Potential Upside of Medical Mission TripsNow it may sound as if I am bashing medical missions trips, but that is certainly not the case. As with most things in life, there are two sides to the story. There are certainly positive aspects of the experience. A medical mission trip can be a very powerful addition to an application, if and only if it is done in the right manner. First of all, what are your reasons for wanting to pursue such an endeavor? What is motivating you to leave your comfort zone and aid others in impoverished countries? These are questions you should be asking yourself if you are considering such a trip. It is imperative that you have the right intentions and motivations for going on a mission trip. You will have to explain your goals and motivations on admissions essays and discuss them in person if granted an interview. Be sure your desire to go on these trips and help others is genuine and that it fits your overall goals and personal story. Perhaps you have a genuine interest in global health and would like to explore how a legitimate organization helps populations in need. This is a reasonable motivation which fits your goals. Make sure you have the right reasons. That brings me to the next point: be absolutely sure that the organization with which you are taking your trip is legitimate and well-established with its target community. Also be sure that it has a lasting presence there, and that it is meant for the long term betterment and empowerment of that community. Quick visits with no lasting impact can be viewed poorly in the big picture. Ultimately this is a decision that you must make based on your values and goals. To help you come to a well-thought out conclusion, what follows is a more specific pros and cons list of attending a medical mission trip.

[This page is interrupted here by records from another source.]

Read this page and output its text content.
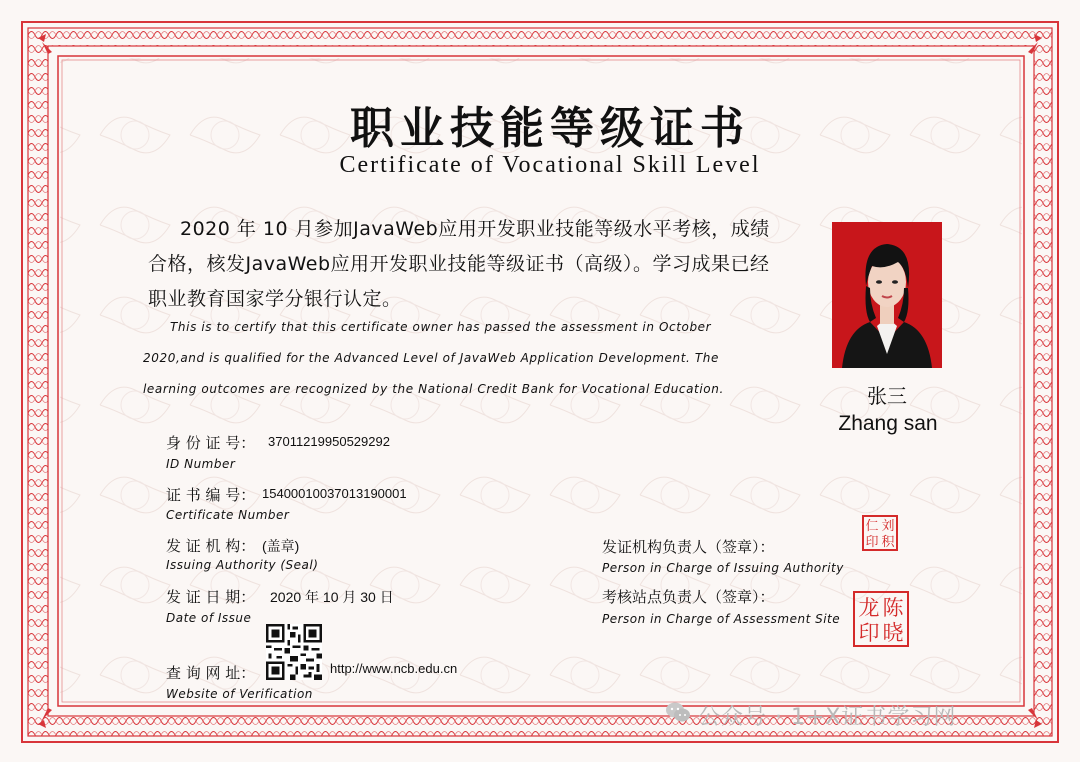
职业技能等级证书
Certificate of Vocational Skill Level
2020 年 10 月参加JavaWeb应用开发职业技能等级水平考核，成绩
合格，核发JavaWeb应用开发职业技能等级证书（高级）。学习成果已经
职业教育国家学分银行认定。
This is to certify that this certificate owner has passed the assessment in October
2020,and is qualified for the Advanced Level of JavaWeb Application Development. The
learning outcomes are recognized by the National Credit Bank for Vocational Education.	张三
Zhang san
身 份 证 号： 37011219950529292
ID Number
证 书 编 号： 15400010037013190001
Certificate Number
发 证 机 构： (盖章)
Issuing Authority (Seal)
发 证 日 期： 2020 年 10 月 30 日
Date of Issue
查 询 网 址：	http://www.ncb.edu.cn
Website of Verification
发证机构负责人（签章）：
Person in Charge of Issuing Authority
考核站点负责人（签章）：
Person in Charge of Assessment Site
刘
仁
积
印
陈
龙
晓
印
公众号 · 1+X证书学习网
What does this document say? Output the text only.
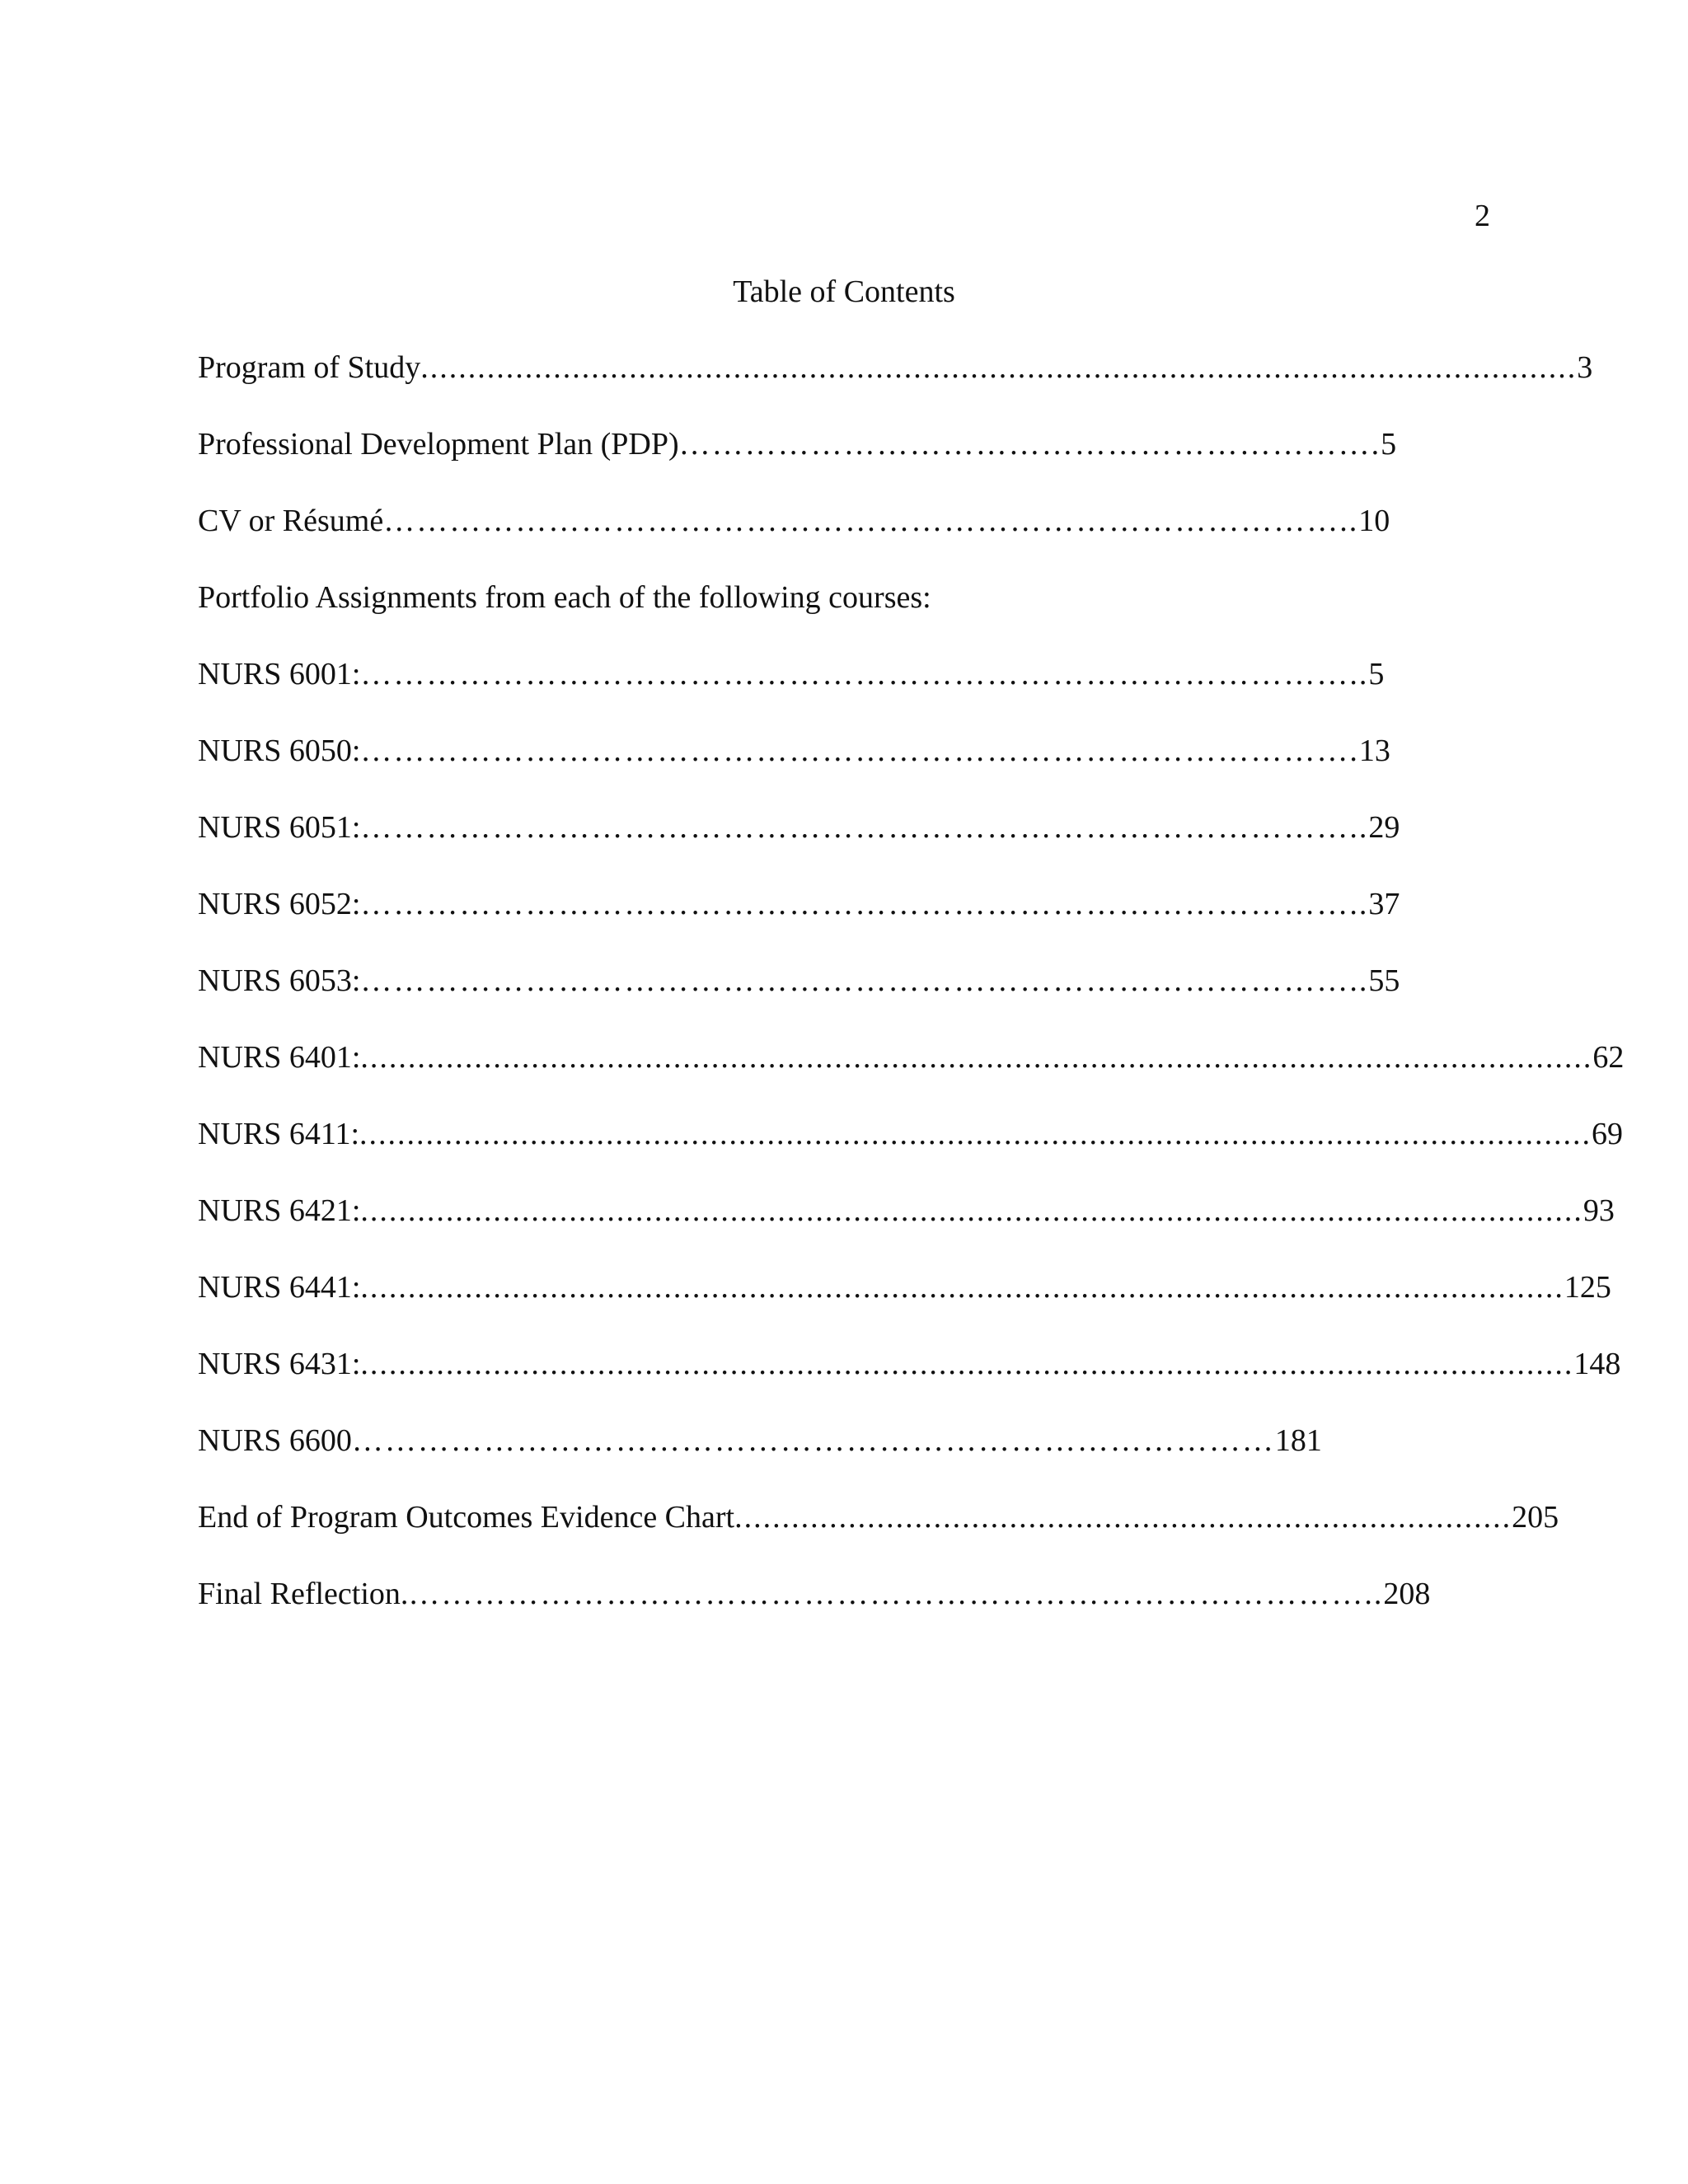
2
Table of Contents
Program of Study..........................................................................................................................3
Professional Development Plan (PDP)……………………………………………………….5
CV or Résumé……………………………………………………………………………..10
Portfolio Assignments from each of the following courses:
NURS 6001:………………………………………………………………………………..5
NURS 6050:……………………………………………………………………………….13
NURS 6051:………………………………………………………………………………..29
NURS 6052:………………………………………………………………………………..37
NURS 6053:………………………………………………………………………………..55
NURS 6401:..................................................................................................................................62
NURS 6411:..................................................................................................................................69
NURS 6421:.................................................................................................................................93
NURS 6441:...............................................................................................................................125
NURS 6431:................................................................................................................................148
NURS 6600…………………………………………………………………………181
End of Program Outcomes Evidence Chart..................................................................................205
Final Reflection.……………………………………………………………………………..208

Cons of a Medical Mission Trip
1 | Can often be very expensive
2 | There is a chance that the care harms instead of helps a population. Be sure that the organization is legitimate, well-reputed, and there are licensed physicians as a part of your group.
3 | There are ethical concerns with untrained students giving medical care in a foreign country. Remember, you will be doing more harm to your chances than good if you attempt any procedures you aren’t qualified for. Admissions officers will likely view this as irresponsible.
4 | There are other opportunities to help those in need within your own communities, and these can be more long-lasting experiences which may augment your application more.
5 | Programs may not provide lasting benefit to the communities they reach. Look for those organizations that have a plan to empower the native population or create sustainable systems.
Pros of a Medical Mission Trip
1 | Allows you to leave your comfort zone and expand your horizons.
2 | Provides an excellent chance to nurture your passion for medicine and helping those in need.
3 | Provides ample opportunity to gain clinical exposure and patient contact. (Be sure you have sufficient clinical exposure in the US in addition to these trips. Do not perform procedures which you have no qualifications for. Hand them over to a supervisor or professional).
4 | Allows you to network and build lasting relationships with peers and potentially natives of the country you visit.
5 | Can be a great exposure to global health (if done with the right organization).
6 | Allows you to travel the world.
7 | Can be a highly fun and rewarding experience which can help assure you that medicine is the right career for you.